A wide range of participatory methodologies is used within a Reflect process to help create an open, democratic environment in which everyone is able to contribute.
Visualisation tools developed by the practitioners of PRA (participatory rural appraisal) are of particular importance and can provide a structure for the process. These include maps, calendars, matrices, rivers, trees and other diagrams. However, many other participatory methods and processes are also used, including theatre, role-play, song, dance, video and photography. New techniques are constantly being innovated.
The group or facilitator will decide which tool is appropriate at any given time - and will adapt it accordingly. The tools provide initial structure to a Reflect process, to encourage discussion and so that people can develop their own learning materials, basing their analysis on the systematisation of their own knowledge. This respect for people's own knowledge and experience is a powerful foundation for the Reflect approach to learning - one which builds on what people know rather than focusing on what they do not know.
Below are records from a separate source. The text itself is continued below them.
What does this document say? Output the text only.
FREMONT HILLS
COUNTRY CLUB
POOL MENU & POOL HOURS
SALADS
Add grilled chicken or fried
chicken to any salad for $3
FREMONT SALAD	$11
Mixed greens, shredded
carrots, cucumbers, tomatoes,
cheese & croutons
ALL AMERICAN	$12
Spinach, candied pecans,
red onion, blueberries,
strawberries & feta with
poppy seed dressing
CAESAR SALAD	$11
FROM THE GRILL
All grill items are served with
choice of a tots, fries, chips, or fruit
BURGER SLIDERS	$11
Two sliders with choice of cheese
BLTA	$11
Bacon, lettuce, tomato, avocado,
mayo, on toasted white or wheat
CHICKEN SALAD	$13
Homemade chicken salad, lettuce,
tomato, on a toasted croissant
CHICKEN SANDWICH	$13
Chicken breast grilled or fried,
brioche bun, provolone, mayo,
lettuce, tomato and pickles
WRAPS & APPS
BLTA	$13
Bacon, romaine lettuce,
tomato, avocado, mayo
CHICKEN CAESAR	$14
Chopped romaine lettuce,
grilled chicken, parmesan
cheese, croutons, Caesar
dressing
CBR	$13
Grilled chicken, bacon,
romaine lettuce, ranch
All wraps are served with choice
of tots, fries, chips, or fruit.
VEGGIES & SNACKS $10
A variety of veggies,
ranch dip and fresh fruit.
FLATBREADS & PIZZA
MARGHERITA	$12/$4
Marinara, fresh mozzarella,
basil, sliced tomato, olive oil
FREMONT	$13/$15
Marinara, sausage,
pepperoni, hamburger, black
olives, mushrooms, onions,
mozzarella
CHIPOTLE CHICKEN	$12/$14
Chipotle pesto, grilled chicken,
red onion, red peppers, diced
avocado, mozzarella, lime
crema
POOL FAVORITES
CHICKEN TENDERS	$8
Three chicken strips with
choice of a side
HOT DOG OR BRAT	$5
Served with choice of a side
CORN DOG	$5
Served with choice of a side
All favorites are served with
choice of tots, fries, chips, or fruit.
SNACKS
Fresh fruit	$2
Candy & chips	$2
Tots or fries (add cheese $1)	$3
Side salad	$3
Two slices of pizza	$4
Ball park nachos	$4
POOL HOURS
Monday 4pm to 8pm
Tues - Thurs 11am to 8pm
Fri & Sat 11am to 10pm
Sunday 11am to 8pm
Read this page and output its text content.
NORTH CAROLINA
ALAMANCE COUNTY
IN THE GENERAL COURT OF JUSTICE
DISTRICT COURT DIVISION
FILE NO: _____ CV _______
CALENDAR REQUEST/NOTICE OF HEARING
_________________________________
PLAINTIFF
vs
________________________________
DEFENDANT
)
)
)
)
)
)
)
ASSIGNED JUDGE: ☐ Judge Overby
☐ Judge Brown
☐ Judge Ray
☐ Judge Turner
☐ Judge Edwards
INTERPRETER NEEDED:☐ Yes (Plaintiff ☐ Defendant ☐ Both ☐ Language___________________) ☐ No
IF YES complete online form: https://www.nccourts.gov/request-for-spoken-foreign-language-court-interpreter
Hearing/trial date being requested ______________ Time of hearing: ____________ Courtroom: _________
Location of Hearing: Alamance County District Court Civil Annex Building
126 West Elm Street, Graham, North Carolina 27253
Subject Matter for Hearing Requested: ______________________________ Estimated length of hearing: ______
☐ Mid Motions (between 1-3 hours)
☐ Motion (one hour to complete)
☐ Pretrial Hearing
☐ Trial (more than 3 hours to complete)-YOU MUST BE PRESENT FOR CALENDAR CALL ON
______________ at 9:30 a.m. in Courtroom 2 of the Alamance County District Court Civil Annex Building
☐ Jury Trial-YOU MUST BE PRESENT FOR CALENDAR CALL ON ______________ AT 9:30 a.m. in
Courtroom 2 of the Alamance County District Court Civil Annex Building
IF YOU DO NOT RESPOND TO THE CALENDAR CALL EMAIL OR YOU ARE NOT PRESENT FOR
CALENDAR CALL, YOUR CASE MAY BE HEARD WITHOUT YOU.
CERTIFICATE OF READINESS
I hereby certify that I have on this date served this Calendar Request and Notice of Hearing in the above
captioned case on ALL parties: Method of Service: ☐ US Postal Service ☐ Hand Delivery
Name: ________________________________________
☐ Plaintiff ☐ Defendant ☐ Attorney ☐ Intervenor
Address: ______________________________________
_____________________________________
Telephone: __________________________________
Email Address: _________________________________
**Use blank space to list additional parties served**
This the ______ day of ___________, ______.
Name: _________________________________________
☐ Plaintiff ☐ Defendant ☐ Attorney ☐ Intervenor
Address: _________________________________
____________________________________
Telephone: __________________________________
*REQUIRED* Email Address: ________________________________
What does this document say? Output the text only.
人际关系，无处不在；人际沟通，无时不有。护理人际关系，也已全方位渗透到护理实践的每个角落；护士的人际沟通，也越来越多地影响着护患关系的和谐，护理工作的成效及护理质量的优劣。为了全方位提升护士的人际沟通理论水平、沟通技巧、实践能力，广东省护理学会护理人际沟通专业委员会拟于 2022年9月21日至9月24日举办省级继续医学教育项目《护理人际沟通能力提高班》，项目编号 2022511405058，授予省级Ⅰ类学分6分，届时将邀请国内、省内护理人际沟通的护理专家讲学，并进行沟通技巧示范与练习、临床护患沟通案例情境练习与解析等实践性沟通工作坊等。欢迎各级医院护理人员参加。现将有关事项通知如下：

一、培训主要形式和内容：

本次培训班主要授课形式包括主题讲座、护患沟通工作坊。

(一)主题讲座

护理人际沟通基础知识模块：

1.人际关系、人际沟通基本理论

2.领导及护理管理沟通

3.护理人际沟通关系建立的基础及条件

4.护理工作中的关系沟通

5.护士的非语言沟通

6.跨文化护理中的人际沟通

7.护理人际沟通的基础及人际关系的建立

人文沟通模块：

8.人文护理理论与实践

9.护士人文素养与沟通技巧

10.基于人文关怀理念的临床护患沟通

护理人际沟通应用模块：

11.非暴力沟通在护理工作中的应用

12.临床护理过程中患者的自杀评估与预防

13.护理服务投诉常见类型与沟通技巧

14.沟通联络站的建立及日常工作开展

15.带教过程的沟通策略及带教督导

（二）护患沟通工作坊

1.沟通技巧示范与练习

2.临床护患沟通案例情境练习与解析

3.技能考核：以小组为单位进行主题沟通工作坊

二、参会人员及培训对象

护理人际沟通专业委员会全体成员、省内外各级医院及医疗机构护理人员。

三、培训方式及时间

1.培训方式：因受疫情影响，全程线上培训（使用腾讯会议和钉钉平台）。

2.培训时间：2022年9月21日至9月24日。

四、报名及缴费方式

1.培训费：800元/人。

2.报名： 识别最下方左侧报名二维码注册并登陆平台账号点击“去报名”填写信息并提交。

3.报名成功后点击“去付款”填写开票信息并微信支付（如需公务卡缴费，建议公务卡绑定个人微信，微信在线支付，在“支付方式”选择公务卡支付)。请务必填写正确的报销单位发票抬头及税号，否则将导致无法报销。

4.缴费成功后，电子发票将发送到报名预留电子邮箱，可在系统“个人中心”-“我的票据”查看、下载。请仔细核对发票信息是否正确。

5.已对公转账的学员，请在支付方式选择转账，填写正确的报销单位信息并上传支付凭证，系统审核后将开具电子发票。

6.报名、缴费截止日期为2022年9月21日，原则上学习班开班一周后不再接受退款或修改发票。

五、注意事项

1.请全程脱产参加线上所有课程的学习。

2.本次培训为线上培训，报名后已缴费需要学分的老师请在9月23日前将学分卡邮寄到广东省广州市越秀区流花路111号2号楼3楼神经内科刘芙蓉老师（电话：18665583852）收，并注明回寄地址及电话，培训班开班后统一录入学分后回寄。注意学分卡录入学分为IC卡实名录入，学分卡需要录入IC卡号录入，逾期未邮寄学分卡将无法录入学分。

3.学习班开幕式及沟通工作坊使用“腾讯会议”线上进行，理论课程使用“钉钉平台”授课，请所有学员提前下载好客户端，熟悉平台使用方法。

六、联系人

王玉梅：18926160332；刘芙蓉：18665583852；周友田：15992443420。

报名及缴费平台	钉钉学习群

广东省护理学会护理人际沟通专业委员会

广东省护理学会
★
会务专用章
The idea of using participatory methodologies to ensure that people's voices are heard equally, within a structured learning process and to analyse power dynamics, is integral to Reflect.
The big challenge is in how we use participatory methodologies - not in the fact that we use them. They must be seen as a catalyst rather than a substitute for debate and the tools should never become an end in themselves. If power relations are ignored there is the danger that they will be used in manipulative, extractive, inequitable and damaging ways. Reflect practitioners recognise that unless we are sensitive to power we will never be able to use such methods for a truly empowering, rights based approach, "Only with a deep awareness of power at all times and at all levels can we use participatory processes effectively." Respecting people knowledge and experience as a starting point is of fundamental importance - but it is important not to romanticise this and restrict people to a local level analysis. Participatory methodologies should be used as a means to link micro to macro analysis.